Jennifer Flynn stands next to her lab equipment.

After six years of service in the military, Jennifer Flynn ’10 realized she had a love for chemistry. Then she found her passion studying liquid chromatography – mass spectrometry (LC-MS) and nuclear magnetic resonance (NMR) at UNCG.

If you didn’t study chemistry and can’t rattle off a quick and dirty definition of LC-MS, don’t fret. Most people can’t. But we can all appreciate its usefulness in identifying substances with antibiotic potential, and that’s where Jennifer’s undergraduate research came into play.

A first generation college student who graduated in May, Jennifer worked closely with Dr. Nadja Cech, whose expertise includes medicinal plant chemistry. Ultimately, Dr. Cech’s goal is to develop novel approaches for the use of plant medicines in the treatment and prevention of disease.

“I worked with her for a year to get a head start on my honor’s thesis,” says Jennifer. Her charge was to use the analytical technique known as LC-MS to compile a database of known antibiotics to aid in the identification of novel compounds.

An opportunity to help find new antibiotics

“I helped get a project up and going that will eventually screen various sources of natural products for new antibiotics, which is important as antibiotic resistance becomes more of a concern.”

And just what is NMR, other than another scientific passion of Jennifer’s? In simplest terms, it’s an analytical technique, one that uses a magnetic field to determine the structure of an unknown compound. Jennifer worked alongside Dr. Terry Nile, travelling to England for a six-week study abroad where she partnered with Dr. Craig Butts and students at the University of Bristol on NMR research that was recently accepted for publication in the journal Organic and Biomolecular Chemistry.

The value of experience

“The thought of grad school would be daunting if I didn’t have such great undergraduate research experiences. Plus, they helped get me the job I have now.”

Jennifer is a lab technician with Syngenta. “For one of my honors projects, I helped Syngenta run Boron NMR. Samples were brought to campus because Syngenta doesn’t have a probe that tunes to Boron.”
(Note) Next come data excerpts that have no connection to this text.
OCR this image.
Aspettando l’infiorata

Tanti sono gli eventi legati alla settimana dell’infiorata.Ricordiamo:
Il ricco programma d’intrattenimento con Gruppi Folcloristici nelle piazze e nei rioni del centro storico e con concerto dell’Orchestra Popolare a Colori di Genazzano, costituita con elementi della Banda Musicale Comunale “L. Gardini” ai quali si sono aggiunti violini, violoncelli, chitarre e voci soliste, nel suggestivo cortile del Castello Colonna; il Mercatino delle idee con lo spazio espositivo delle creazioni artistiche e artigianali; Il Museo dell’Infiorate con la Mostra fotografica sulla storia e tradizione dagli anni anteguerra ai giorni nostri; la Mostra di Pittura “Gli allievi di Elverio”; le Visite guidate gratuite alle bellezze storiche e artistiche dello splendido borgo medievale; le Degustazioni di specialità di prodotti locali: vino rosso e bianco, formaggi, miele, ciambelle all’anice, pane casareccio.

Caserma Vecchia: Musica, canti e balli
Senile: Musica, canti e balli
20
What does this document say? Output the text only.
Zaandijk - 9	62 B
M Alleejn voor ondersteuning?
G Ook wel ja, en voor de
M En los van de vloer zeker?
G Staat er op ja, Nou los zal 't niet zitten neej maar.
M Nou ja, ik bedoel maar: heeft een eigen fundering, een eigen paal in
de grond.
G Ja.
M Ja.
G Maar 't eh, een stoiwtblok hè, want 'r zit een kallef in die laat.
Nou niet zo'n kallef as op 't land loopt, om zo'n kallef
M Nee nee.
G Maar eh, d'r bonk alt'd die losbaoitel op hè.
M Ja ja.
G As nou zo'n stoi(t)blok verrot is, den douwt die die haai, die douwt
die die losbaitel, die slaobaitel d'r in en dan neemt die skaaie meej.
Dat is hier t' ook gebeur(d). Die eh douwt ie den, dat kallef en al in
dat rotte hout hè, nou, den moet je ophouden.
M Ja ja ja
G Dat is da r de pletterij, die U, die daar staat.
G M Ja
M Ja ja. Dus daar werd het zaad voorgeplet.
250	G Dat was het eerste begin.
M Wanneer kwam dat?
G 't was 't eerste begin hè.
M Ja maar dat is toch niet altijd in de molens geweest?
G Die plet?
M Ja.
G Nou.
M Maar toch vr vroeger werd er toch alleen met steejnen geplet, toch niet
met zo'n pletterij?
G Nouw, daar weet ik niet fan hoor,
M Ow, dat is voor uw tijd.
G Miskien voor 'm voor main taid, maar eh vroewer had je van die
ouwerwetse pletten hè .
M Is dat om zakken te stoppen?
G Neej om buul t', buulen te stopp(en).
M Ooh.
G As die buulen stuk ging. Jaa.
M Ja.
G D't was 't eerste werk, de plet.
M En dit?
Next fall, she plans to go to graduate school, possibly in a PhD program at Iowa State. After that, she’ll likely teach or work in the chemical industry. “Either way, I want to make an impact on people’s lives.”

She said the same thing right after she graduated high school and decided to enter the military. “I surprised people, even myself, when I joined. But I knew I wanted to provide some sort of service, and my six years here and in Iraq allowed me to do that.”

A wild notion

Eventually, she found she had a mind for science. And now her résumé is peppered with awards such as the M. Russell Harter Award for Scientific Research, the ACS Inorganic Chemistry Award, the Schaffer Chemistry Award and the American Institute of Chemists Award.

“After the military, I got this wild notion to become a chemist. I thought, ‘I could do this.’ Coming from a non-science background, I really needed a strong foundation, and I got that at UNCG.”